In key: D: Denmark; E, England; G: Germany.
S4 Fig. Relationship between geographic distance and odor distance [Euclidean distance] (a = 14.4673959, b = -0.00144357; Mantel test, P = 0.809) for males from 9 populations of Osmia bicornis, colored according to sampling localities.
In key: D: Denmark; E, England; G: Germany.
S1 Table. Pair-wise odor differentiation (R (below diagonal) and P (above diagonal; significance after sequential Bonferroni correction) of male Osmia bicornis bees from 3 populations in Denmark separated according to color morph.
Significant differences are highlighted in bold for black/red differences and with an asterisk for same color differences.
S2 Table. NMMDS pair-wise odor differentiation, R (above diagonal), and probability of difference from zero, P, after sequential Bonferroni correction (below diagonal) of antennal extracts of male Osmia bicornis bees from 9 populations; D: Denmark; E, England; G: Germany.

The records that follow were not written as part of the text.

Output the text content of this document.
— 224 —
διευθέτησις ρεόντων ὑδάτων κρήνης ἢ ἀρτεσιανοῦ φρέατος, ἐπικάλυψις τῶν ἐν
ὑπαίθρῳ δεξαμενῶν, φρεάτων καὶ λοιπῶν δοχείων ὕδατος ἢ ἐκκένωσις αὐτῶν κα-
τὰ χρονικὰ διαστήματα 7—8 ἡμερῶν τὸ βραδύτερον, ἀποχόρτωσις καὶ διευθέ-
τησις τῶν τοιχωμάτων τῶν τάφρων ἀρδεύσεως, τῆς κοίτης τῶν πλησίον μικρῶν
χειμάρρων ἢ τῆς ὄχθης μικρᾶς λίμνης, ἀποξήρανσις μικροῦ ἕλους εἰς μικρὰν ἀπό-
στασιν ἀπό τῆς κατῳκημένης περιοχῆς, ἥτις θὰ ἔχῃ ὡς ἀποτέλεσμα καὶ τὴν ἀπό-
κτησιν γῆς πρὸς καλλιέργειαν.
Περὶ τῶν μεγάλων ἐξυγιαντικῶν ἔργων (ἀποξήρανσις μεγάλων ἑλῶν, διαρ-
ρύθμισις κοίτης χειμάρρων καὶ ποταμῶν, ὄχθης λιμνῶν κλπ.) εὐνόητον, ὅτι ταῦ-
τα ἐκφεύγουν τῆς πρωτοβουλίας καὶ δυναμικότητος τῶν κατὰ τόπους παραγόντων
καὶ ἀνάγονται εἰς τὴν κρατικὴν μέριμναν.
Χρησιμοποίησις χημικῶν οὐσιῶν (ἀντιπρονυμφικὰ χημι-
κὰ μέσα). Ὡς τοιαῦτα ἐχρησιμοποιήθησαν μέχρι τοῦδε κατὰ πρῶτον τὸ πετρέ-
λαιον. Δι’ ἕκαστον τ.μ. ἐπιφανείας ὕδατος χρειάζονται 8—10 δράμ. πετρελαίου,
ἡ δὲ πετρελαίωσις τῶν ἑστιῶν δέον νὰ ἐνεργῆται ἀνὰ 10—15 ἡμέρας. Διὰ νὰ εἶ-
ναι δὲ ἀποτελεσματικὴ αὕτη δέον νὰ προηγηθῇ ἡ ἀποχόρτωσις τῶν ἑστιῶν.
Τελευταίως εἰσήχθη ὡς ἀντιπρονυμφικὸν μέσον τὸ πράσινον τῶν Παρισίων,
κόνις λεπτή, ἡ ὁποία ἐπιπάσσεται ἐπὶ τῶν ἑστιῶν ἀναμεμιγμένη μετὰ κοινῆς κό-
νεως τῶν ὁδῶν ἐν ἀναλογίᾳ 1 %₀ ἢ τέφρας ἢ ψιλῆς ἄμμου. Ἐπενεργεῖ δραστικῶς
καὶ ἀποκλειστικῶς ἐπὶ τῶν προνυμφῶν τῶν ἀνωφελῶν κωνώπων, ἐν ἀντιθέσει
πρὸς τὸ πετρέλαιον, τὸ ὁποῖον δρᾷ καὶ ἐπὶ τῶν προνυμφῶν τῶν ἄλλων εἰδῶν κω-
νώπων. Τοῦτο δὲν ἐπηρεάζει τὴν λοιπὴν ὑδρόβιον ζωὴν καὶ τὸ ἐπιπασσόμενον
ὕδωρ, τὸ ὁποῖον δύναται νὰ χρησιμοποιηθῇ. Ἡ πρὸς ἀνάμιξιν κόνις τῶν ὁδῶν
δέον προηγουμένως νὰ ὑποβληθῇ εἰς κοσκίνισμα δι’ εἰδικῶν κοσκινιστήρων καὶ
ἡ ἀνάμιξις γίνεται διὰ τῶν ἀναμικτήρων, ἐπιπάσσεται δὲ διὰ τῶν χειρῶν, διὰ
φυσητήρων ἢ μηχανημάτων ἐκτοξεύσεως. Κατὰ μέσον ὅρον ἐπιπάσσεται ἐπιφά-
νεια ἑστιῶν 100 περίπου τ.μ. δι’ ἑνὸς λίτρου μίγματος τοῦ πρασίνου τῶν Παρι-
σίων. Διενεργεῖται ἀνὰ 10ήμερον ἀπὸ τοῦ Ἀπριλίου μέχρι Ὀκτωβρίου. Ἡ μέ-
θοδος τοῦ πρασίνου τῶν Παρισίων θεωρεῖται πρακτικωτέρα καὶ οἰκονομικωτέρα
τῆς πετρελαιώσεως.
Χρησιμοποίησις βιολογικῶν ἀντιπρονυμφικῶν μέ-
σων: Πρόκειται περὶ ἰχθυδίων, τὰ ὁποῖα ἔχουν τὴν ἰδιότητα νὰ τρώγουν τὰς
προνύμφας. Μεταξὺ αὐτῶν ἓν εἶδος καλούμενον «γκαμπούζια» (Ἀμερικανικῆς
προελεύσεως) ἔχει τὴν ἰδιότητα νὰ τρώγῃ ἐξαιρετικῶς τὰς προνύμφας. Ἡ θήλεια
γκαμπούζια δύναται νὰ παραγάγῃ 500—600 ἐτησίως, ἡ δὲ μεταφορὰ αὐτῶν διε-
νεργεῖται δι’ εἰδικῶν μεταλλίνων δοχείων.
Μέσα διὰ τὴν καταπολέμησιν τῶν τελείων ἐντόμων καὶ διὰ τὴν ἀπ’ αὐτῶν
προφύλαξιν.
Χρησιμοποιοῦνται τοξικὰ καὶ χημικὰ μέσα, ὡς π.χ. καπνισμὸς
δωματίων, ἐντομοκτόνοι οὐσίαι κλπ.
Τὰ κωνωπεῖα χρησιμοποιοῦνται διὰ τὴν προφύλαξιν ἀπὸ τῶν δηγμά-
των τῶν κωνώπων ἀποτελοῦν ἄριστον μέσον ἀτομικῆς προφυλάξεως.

Significant differences are given in bold.
S3 Table. SIMPER analyses for differences in male odor bouquets of O. bicornis populations.
S4 Table. Pairwise FST of Osmia bicornis based on six microsatellite loci (above diagonal) and geographic distance (in km) (below the diagonal).
All FST values were significant after sequential Bonferroni correction.
S5 Table. Summary of allelic data for Osmia bicornis (red and black morphs) from the nine different populations.
S6 Table. Results from AMOVA analyses of O. bicornis microsatellite data using ARLEQUIN to partition the total molecular variance among different hierarchical groups.
All nine populations are included and groups are defined by population membership to Germany (G), England (E) or Denmark (D).
We would like to thank everyone who has provided us with bees from different countries, namely Robin Dean, Dr. Karsten Seidelmann, Dr. Erhard Strohm, Sabine Rademacher, Mike Hermann, Henrik F Brødsgard, Anja Amtoft Wynns, and Adam Bates, as well as Dr. Antonella Soro for help with statistics and the anonymous reviewers for helpful comments on the manuscript.